3: Foundation Model APIs Pay-Per-Token Now Available in Europe

Databricks is continuing to expand the availability of its Foundation Model APIs, with pay-per-token billing now available in the eu-central-1 and eu-west-1 regions. This offering brings flexibility and cost-efficiency to European customers leveraging large language models (LLMs) and other generative AI capabilities.

Key Benefits:

  • Flexible Pricing: The pay-per-token model means you only pay for the tokens you consume, making it easier to scale usage based on specific needs, whether for low-volume experiments or high-demand production workloads.
  • Availability in Key Regions: With access in eu-central-1 (Frankfurt) and eu-west-1 (Ireland), European businesses can now leverage these APIs with reduced latency, making model serving faster and more efficient.

Use Cases: For organizations experimenting with LLMs or other foundation models, this pricing structure is particularly beneficial. Teams that are running smaller-scale or pilot projects can take advantage of the pay-per-token model to test and fine-tune models without the upfront commitment of paying for full capacity. Additionally, enterprises with large-scale, production-grade AI workloads can better manage and predict costs as they scale.

Expanding Global AI Capabilities: As the demand for AI-driven solutions grows globally, this expanded availability of Foundation Model APIs brings powerful model-serving capabilities closer to European businesses. Organizations can now deploy models more efficiently and effectively to serve their European customers.

See Model serving feature availability.

4: System Tables Platform Now Generally Available

With the general availability of the Databricks system tables platform, users now have a powerful toolset for tracking and managing their Databricks usage and billing data in a structured and queryable format. This includes the highly anticipated system.billing.usage and system.billing.list_price tables, which offer deeper insights into resource consumption and costs.

Key Benefits:

  • Centralized Billing Data: The system.billing.usage table provides a centralized view of your Databricks usage, enabling better tracking and analysis of where your resources are being consumed.
  • Transparent Pricing Information: The system.billing.list_price table allows users to directly query the list prices for various Databricks services, making it easier to predict and manage costs over time.
  • Real-time Insights: These system tables are designed to be updated in near real-time, offering up-to-date information for better decision-making around resource allocation and financial planning.
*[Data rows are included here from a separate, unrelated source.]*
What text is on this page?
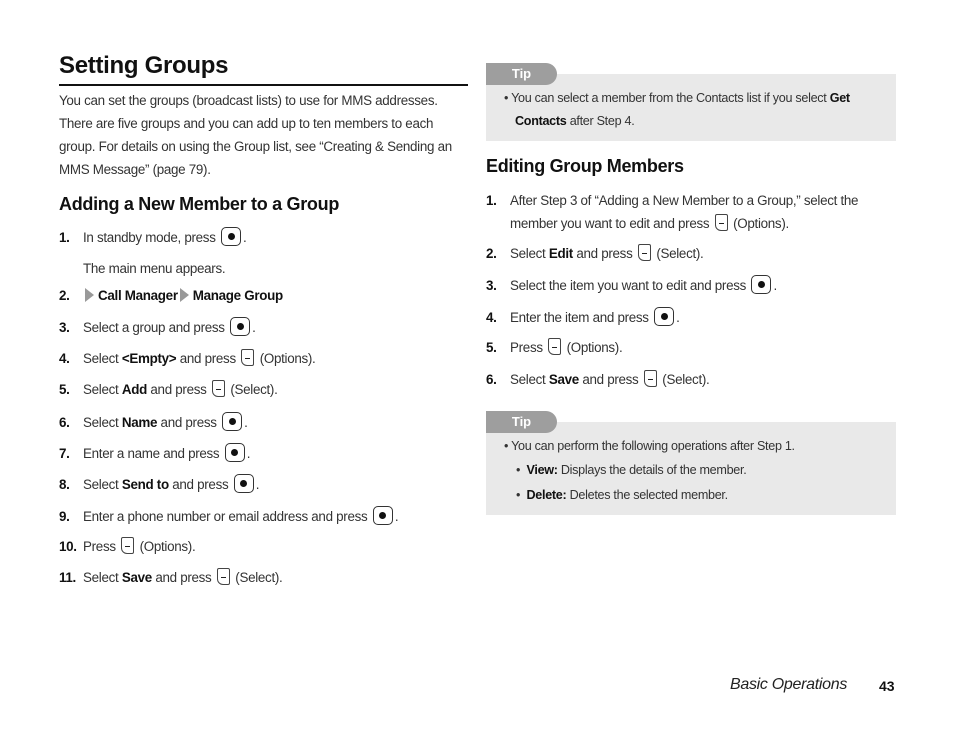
Setting Groups

You can set the groups (broadcast lists) to use for MMS addresses. There are five groups and you can add up to ten members to each group. For details on using the Group list, see “Creating & Sending an MMS Message” (page 79).

Adding a New Member to a Group
1. In standby mode, press .
The main menu appears.
2. Call Manager Manage Group
3. Select a group and press .
4. Select <Empty> and press (Options).
5. Select Add and press (Select).
6. Select Name and press .
7. Enter a name and press .
8. Select Send to and press .
9. Enter a phone number or email address and press .
10. Press (Options).
11. Select Save and press (Select).
Tip
• You can select a member from the Contacts list if you select Get
Contacts after Step 4.
Editing Group Members
1.	After Step 3 of “Adding a New Member to a Group,” select the member you want to edit and press (Options).
2. Select Edit and press (Select).
3. Select the item you want to edit and press .
4. Enter the item and press .
5. Press (Options).
6. Select Save and press (Select).
Tip
• You can perform the following operations after Step 1.
• View: Displays the details of the member.
• Delete: Deletes the selected member.
Basic Operations 43
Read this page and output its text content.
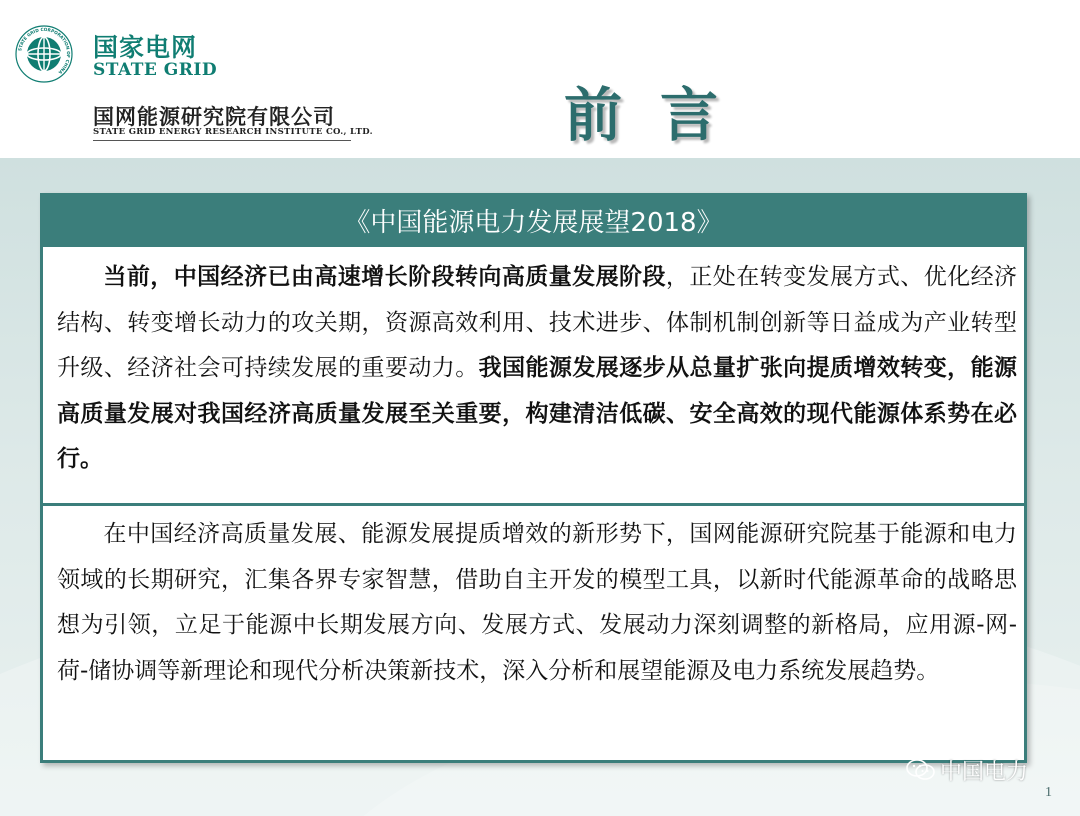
STATE GRID CORPORATION OF CHINA
国家电网
STATE GRID
国网能源研究院有限公司
STATE GRID ENERGY RESEARCH INSTITUTE CO., LTD.	前言
《中国能源电力发展展望2018》

当前，中国经济已由高速增长阶段转向高质量发展阶段，正处在转变发展方式、优化经济结构、转变增长动力的攻关期，资源高效利用、技术进步、体制机制创新等日益成为产业转型升级、经济社会可持续发展的重要动力。我国能源发展逐步从总量扩张向提质增效转变，能源高质量发展对我国经济高质量发展至关重要，构建清洁低碳、安全高效的现代能源体系势在必行。

在中国经济高质量发展、能源发展提质增效的新形势下，国网能源研究院基于能源和电力领域的长期研究，汇集各界专家智慧，借助自主开发的模型工具，以新时代能源革命的战略思想为引领，立足于能源中长期发展方向、发展方式、发展动力深刻调整的新格局，应用源-网-荷-储协调等新理论和现代分析决策新技术，深入分析和展望能源及电力系统发展趋势。

中国电力
1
Real-World Applications: Consider a scenario where a data engineering team is managing multiple clusters and workloads across projects. By querying the system.billing.usage table, they can drill down into specific costs, identifying which projects or departments are using the most resources. In combination with the system.billing.list_price table, this insight allows for more informed budgeting, resource optimization, and even discussions with stakeholders about cost management.

How to Use System Tables: Getting started with system tables is straightforward. You can access these tables using SQL queries from within your Databricks workspace. For example, running a simple query on system.billing.usage can give you immediate insights into the costs associated with each cluster, job, or even user.

See Monitor usage with system tables.

Conclusion

The recent updates from Databricks reflect their continued commitment to improving developer workflows, cost transparency, and AI capabilities. With the introduction of clean room cost tracking in billing, the general availability of system tables, and the new pay-per-token model for Foundation Model APIs in Europe, teams have more tools than ever to monitor usage, manage costs, and deploy AI at scale. The launch of the Databricks extension for Visual Studio Code further streamlines development, offering a powerful, integrated environment for managing Databricks resources.

Whether you’re a data engineer looking to optimize resource allocation, a developer seeking a more efficient coding environment, or a team experimenting with AI models, these updates offer something for everyone. Be sure to explore these new features to take full advantage of the enhanced capabilities Databricks provides for modern data and AI operations.